I am a simple person at heart. I do not need much to be happy. I rarely go shopping for clothes (gifts and clothing exchanges account for much in my closet) and could eat the same diet of cereals, fruits, salad, and tea every day. I regularly give things away to avoid the feeling of claustrophobia that comes upon me when I see a stuffed closet or a crowded room. I believe I might have made a good monk, for all I need is a quiet place with a book (and perhaps a cat), a drink, a place to walk, and I am content for hours, even days.
It is when I forget the basics, the simple building blocks of life, that I get myself into trouble. That is when I start to compare, to complain, to see the negative side of things, to get overwhelmed by complexities and deadlines, to create scenarios of "what if," and to worry that things will escalate out of control. That is when I work in a frenzied manner, when I neglect to breathe deeply, and when I give room to jealousy, impatience, and the sense of entitlement. That is when I also forget to make room for the simple work of surrendering to love, when I neglect to embrace grace, and when I swat away the hovering presence of God that tries to light on me and promises to change me.
But life is simple. I get up, I breathe, I work, I play, I eat, I expel, I interact, I rest. I love simple, and I believe it might be part of what Jesus meant when he said that unless we become like little children, we will have a hard time being part of what he is doing (Matthew 18 and Luke 18). Simple means that I don't feel the need to complicate life. Simple means sitting with humility instead of chasing sophistication or recognition. Simple means that I have the ability to see and appreciate what is in front of me. What the children saw (in the Matthew and Luke passages) was Jesus. And Jesus is beautiful. As long as he is in my line of vision, everything takes on the glow of his exquisite and pure nature. And I am very content with that. Content and ecstatic at the same time.

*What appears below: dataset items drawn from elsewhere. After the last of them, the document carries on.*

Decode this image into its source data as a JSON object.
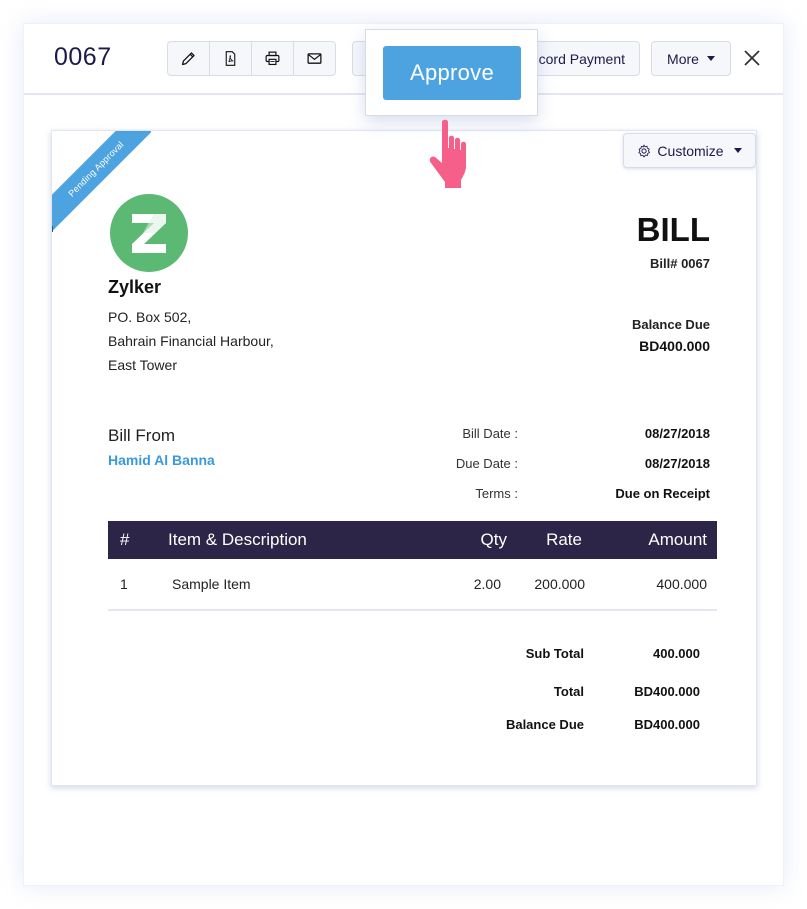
{
  "header": {
    "doc_number": "0067",
    "toolbar_icons": [
      "pencil-icon",
      "pdf-icon",
      "printer-icon",
      "mail-icon"
    ],
    "record_payment_label": "Record Payment",
    "record_payment_visible_text": "cord Payment",
    "more_label": "More",
    "close_icon": "close-icon"
  },
  "popover": {
    "approve_label": "Approve"
  },
  "cursor": {
    "icon": "hand-pointer-icon",
    "color": "#f55f8a"
  },
  "bill": {
    "status_ribbon": "Pending Approval",
    "customize_label": "Customize",
    "logo_letter": "Z",
    "company": {
      "name": "Zylker",
      "address": [
        "PO. Box 502,",
        "Bahrain Financial Harbour,",
        "East Tower"
      ]
    },
    "title": "BILL",
    "bill_number": "Bill# 0067",
    "balance_due_label": "Balance Due",
    "balance_due_value": "BD400.000",
    "bill_from_label": "Bill From",
    "vendor_name": "Hamid Al Banna",
    "meta": [
      {
        "label": "Bill Date :",
        "value": "08/27/2018"
      },
      {
        "label": "Due Date :",
        "value": "08/27/2018"
      },
      {
        "label": "Terms :",
        "value": "Due on Receipt"
      }
    ],
    "table": {
      "headers": [
        "#",
        "Item & Description",
        "Qty",
        "Rate",
        "Amount"
      ],
      "rows": [
        {
          "num": "1",
          "description": "Sample Item",
          "qty": "2.00",
          "rate": "200.000",
          "amount": "400.000"
        }
      ]
    },
    "totals": [
      {
        "label": "Sub Total",
        "value": "400.000"
      },
      {
        "label": "Total",
        "value": "BD400.000"
      },
      {
        "label": "Balance Due",
        "value": "BD400.000"
      }
    ]
  },
  "colors": {
    "accent": "#4da3e0",
    "table_header": "#2c2547",
    "logo": "#5cb974",
    "vendor_link": "#3a9ad9",
    "doc_number": "#1d1a4a"
  }
}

Love people even in their sin, for that is the semblance of Divine Love and is the highest love on earth. Love all of God's creation, the whole and every grain of sand of it. Love every leaf, every ray of God's light. Love the animal, love the plants, love everything. If you love everything, you will perceive the divine mystery in things. Once you perceive it, you will begin to comprehend it better every day. And you will come at last to love the whole world with an all-embracing love. 
 Richard Rohr, Everything Belongs. New York, The Cross Road Publishing Co., 2003, p. 28.
This is a picture of a watermelon I bought last week. Absolutely magnificent to the eyes and to the taste!